Pero su hogar está cerca y lejos. Ha sido extrañada de él por una fuerza que se adueñó de sus padres y que no logra representar en su incipiente imaginación. Solo sabe que todos parecen haberle puesto un nombre: “el virus”. Ante cualquier intento de recobrar su legítimo derecho infantil de tocar o mover cualquier cosa escucha la desagradable advertencia de ¡cuidado puede tener el virus!
Tanto ha oído repetir “el virus”, que acaso lo habrá fijado dentro de sí, en su vaga y desconfiada percepción, como algo que conoce y no, pues aún no es dueña de ese acabado lenguaje continente de conceptos categóricos que facilitan un razonado proceso mental.
Solo sabe que hay que temerle, porque mata; conoce la muerte -solo de manera pasiva, claro- y sabe que ella separa sin explicación.

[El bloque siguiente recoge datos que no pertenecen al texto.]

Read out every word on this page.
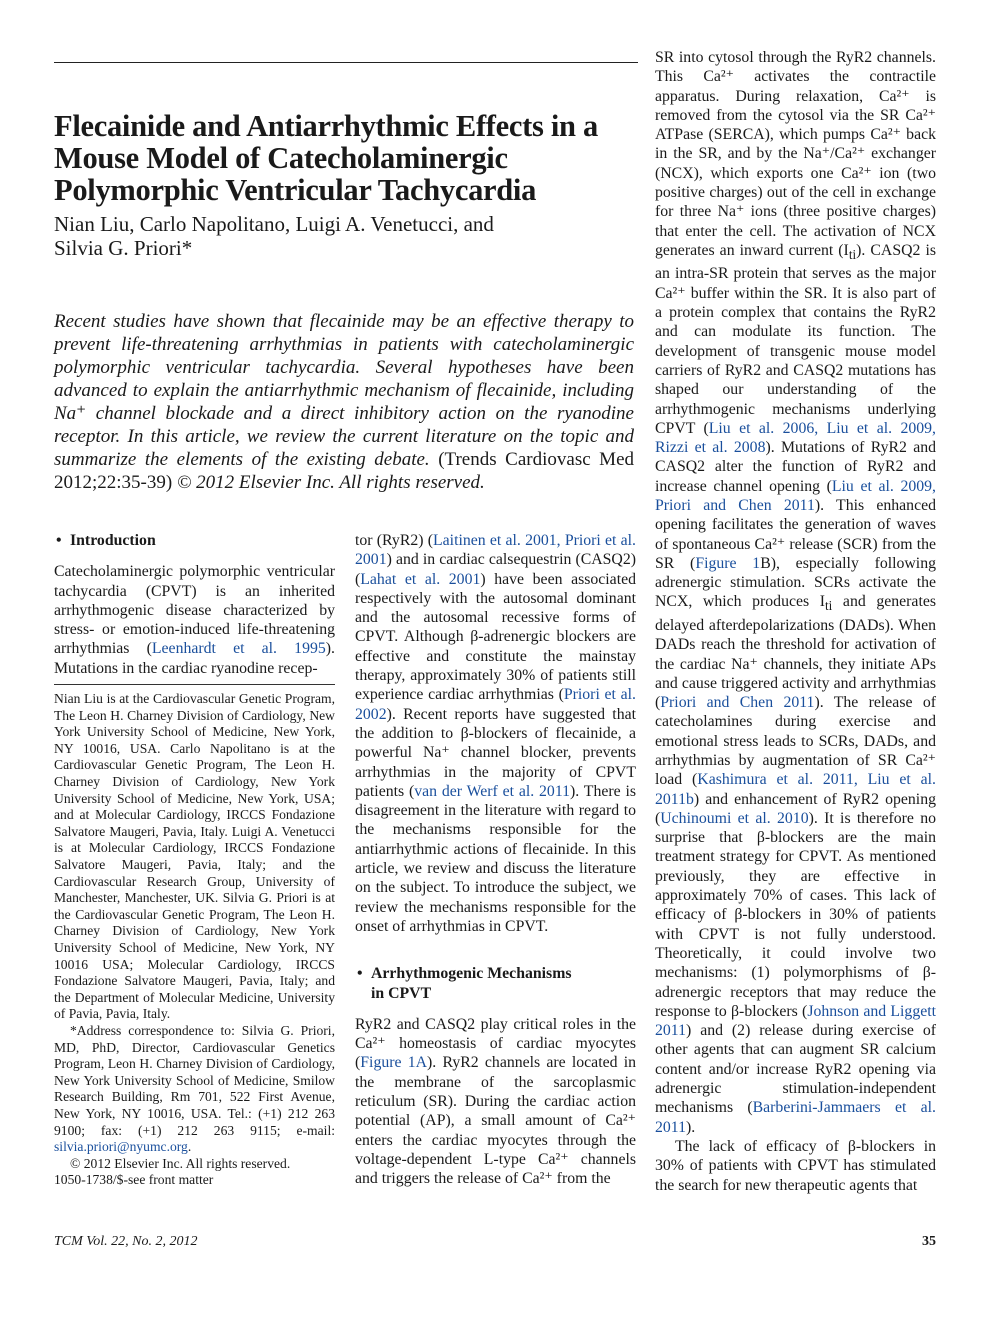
Flecainide and Antiarrhythmic Effects in a Mouse Model of Catecholaminergic Polymorphic Ventricular Tachycardia
Nian Liu, Carlo Napolitano, Luigi A. Venetucci, and
Silvia G. Priori*
Recent studies have shown that flecainide may be an effective therapy to prevent life-threatening arrhythmias in patients with catecholaminergic polymorphic ventricular tachycardia. Several hypotheses have been advanced to explain the antiarrhythmic mechanism of flecainide, including Na⁺ channel blockade and a direct inhibitory action on the ryanodine receptor. In this article, we review the current literature on the topic and summarize the elements of the existing debate. (Trends Cardiovasc Med 2012;22:35-39) © 2012 Elsevier Inc. All rights reserved.
• Introduction

Catecholaminergic polymorphic ventricular tachycardia (CPVT) is an inherited arrhythmogenic disease characterized by stress- or emotion-induced life-threatening arrhythmias (Leenhardt et al. 1995). Mutations in the cardiac ryanodine recep-

Nian Liu is at the Cardiovascular Genetic Program, The Leon H. Charney Division of Cardiology, New York University School of Medicine, New York, NY 10016, USA. Carlo Napolitano is at the Cardiovascular Genetic Program, The Leon H. Charney Division of Cardiology, New York University School of Medicine, New York, USA; and at Molecular Cardiology, IRCCS Fondazione Salvatore Maugeri, Pavia, Italy. Luigi A. Venetucci is at Molecular Cardiology, IRCCS Fondazione Salvatore Maugeri, Pavia, Italy; and the Cardiovascular Research Group, University of Manchester, Manchester, UK. Silvia G. Priori is at the Cardiovascular Genetic Program, The Leon H. Charney Division of Cardiology, New York University School of Medicine, New York, NY 10016 USA; Molecular Cardiology, IRCCS Fondazione Salvatore Maugeri, Pavia, Italy; and the Department of Molecular Medicine, University of Pavia, Pavia, Italy.

*Address correspondence to: Silvia G. Priori, MD, PhD, Director, Cardiovascular Genetics Program, Leon H. Charney Division of Cardiology, New York University School of Medicine, Smilow Research Building, Rm 701, 522 First Avenue, New York, NY 10016, USA. Tel.: (+1) 212 263 9100; fax: (+1) 212 263 9115; e-mail: silvia.priori@nyumc.org.

© 2012 Elsevier Inc. All rights reserved.

1050-1738/$-see front matter

tor (RyR2) (Laitinen et al. 2001, Priori et al. 2001) and in cardiac calsequestrin (CASQ2) (Lahat et al. 2001) have been associated respectively with the autosomal dominant and the autosomal recessive forms of CPVT. Although β-adrenergic blockers are effective and constitute the mainstay therapy, approximately 30% of patients still experience cardiac arrhythmias (Priori et al. 2002). Recent reports have suggested that the addition to β-blockers of flecainide, a powerful Na⁺ channel blocker, prevents arrhythmias in the majority of CPVT patients (van der Werf et al. 2011). There is disagreement in the literature with regard to the mechanisms responsible for the antiarrhythmic actions of flecainide. In this article, we review and discuss the literature on the subject. To introduce the subject, we review the mechanisms responsible for the onset of arrhythmias in CPVT.

• Arrhythmogenic Mechanisms
in CPVT

RyR2 and CASQ2 play critical roles in the Ca²⁺ homeostasis of cardiac myocytes (Figure 1A). RyR2 channels are located in the membrane of the sarcoplasmic reticulum (SR). During the cardiac action potential (AP), a small amount of Ca²⁺ enters the cardiac myocytes through the voltage-dependent L-type Ca²⁺ channels and triggers the release of Ca²⁺ from the

SR into cytosol through the RyR2 channels. This Ca²⁺ activates the contractile apparatus. During relaxation, Ca²⁺ is removed from the cytosol via the SR Ca²⁺ ATPase (SERCA), which pumps Ca²⁺ back in the SR, and by the Na⁺/Ca²⁺ exchanger (NCX), which exports one Ca²⁺ ion (two positive charges) out of the cell in exchange for three Na⁺ ions (three positive charges) that enter the cell. The activation of NCX generates an inward current $(I_{ti})$. CASQ2 is an intra-SR protein that serves as the major Ca²⁺ buffer within the SR. It is also part of a protein complex that contains the RyR2 and can modulate its function. The development of transgenic mouse model carriers of RyR2 and CASQ2 mutations has shaped our understanding of the arrhythmogenic mechanisms underlying CPVT (Liu et al. 2006, Liu et al. 2009, Rizzi et al. 2008). Mutations of RyR2 and CASQ2 alter the function of RyR2 and increase channel opening (Liu et al. 2009, Priori and Chen 2011). This enhanced opening facilitates the generation of waves of spontaneous Ca²⁺ release (SCR) from the SR (Figure 1B), especially following adrenergic stimulation. SCRs activate the NCX, which produces $I_{ti}$ and generates delayed afterdepolarizations (DADs). When DADs reach the threshold for activation of the cardiac Na⁺ channels, they initiate APs and cause triggered activity and arrhythmias (Priori and Chen 2011). The release of catecholamines during exercise and emotional stress leads to SCRs, DADs, and arrhythmias by augmentation of SR Ca²⁺ load (Kashimura et al. 2011, Liu et al. 2011b) and enhancement of RyR2 opening (Uchinoumi et al. 2010). It is therefore no surprise that β-blockers are the main treatment strategy for CPVT. As mentioned previously, they are effective in approximately 70% of cases. This lack of efficacy of β-blockers in 30% of patients with CPVT is not fully understood. Theoretically, it could involve two mechanisms: (1) polymorphisms of β-adrenergic receptors that may reduce the response to β-blockers (Johnson and Liggett 2011) and (2) release during exercise of other agents that can augment SR calcium content and/or increase RyR2 opening via adrenergic stimulation-independent mechanisms (Barberini-Jammaers et al. 2011).

The lack of efficacy of β-blockers in 30% of patients with CPVT has stimulated the search for new therapeutic agents that

TCM Vol. 22, No. 2, 2012	35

Le han dicho que papá Dios se llevó su abuelito Nelson porque ya era muy viejito y, a veces, en su inocencia, arma una suerte de peana que decora con flores y estampitas en el ejercicio infructuoso de un culto a la divinidad donde le reclama devolverle su abuelito, pues considera que no era tan viejito para que se lo llevara consigo.
Ella es mi nieta Ximena, viviente de una infancia cada vez más aislada, consecuencia azarosa de una ciencia sin rumbo cierto, que busca para “sanar” y de una industria sin escrúpulos que sana para “buscar”. Su visible angustia refuerza la mía y me hace conjeturar sobre lo futurible, tanto más cuanto que la regresión apura mi final y no estaré para cuidarla. Apenas si, puedo parafrasear a Catulo y decir: se preguntarán ¿qué siente en verdad, compasión, egoísmo o una mezcla de ambos? Yo les responderé, no lo sé, solo siento que me tortura.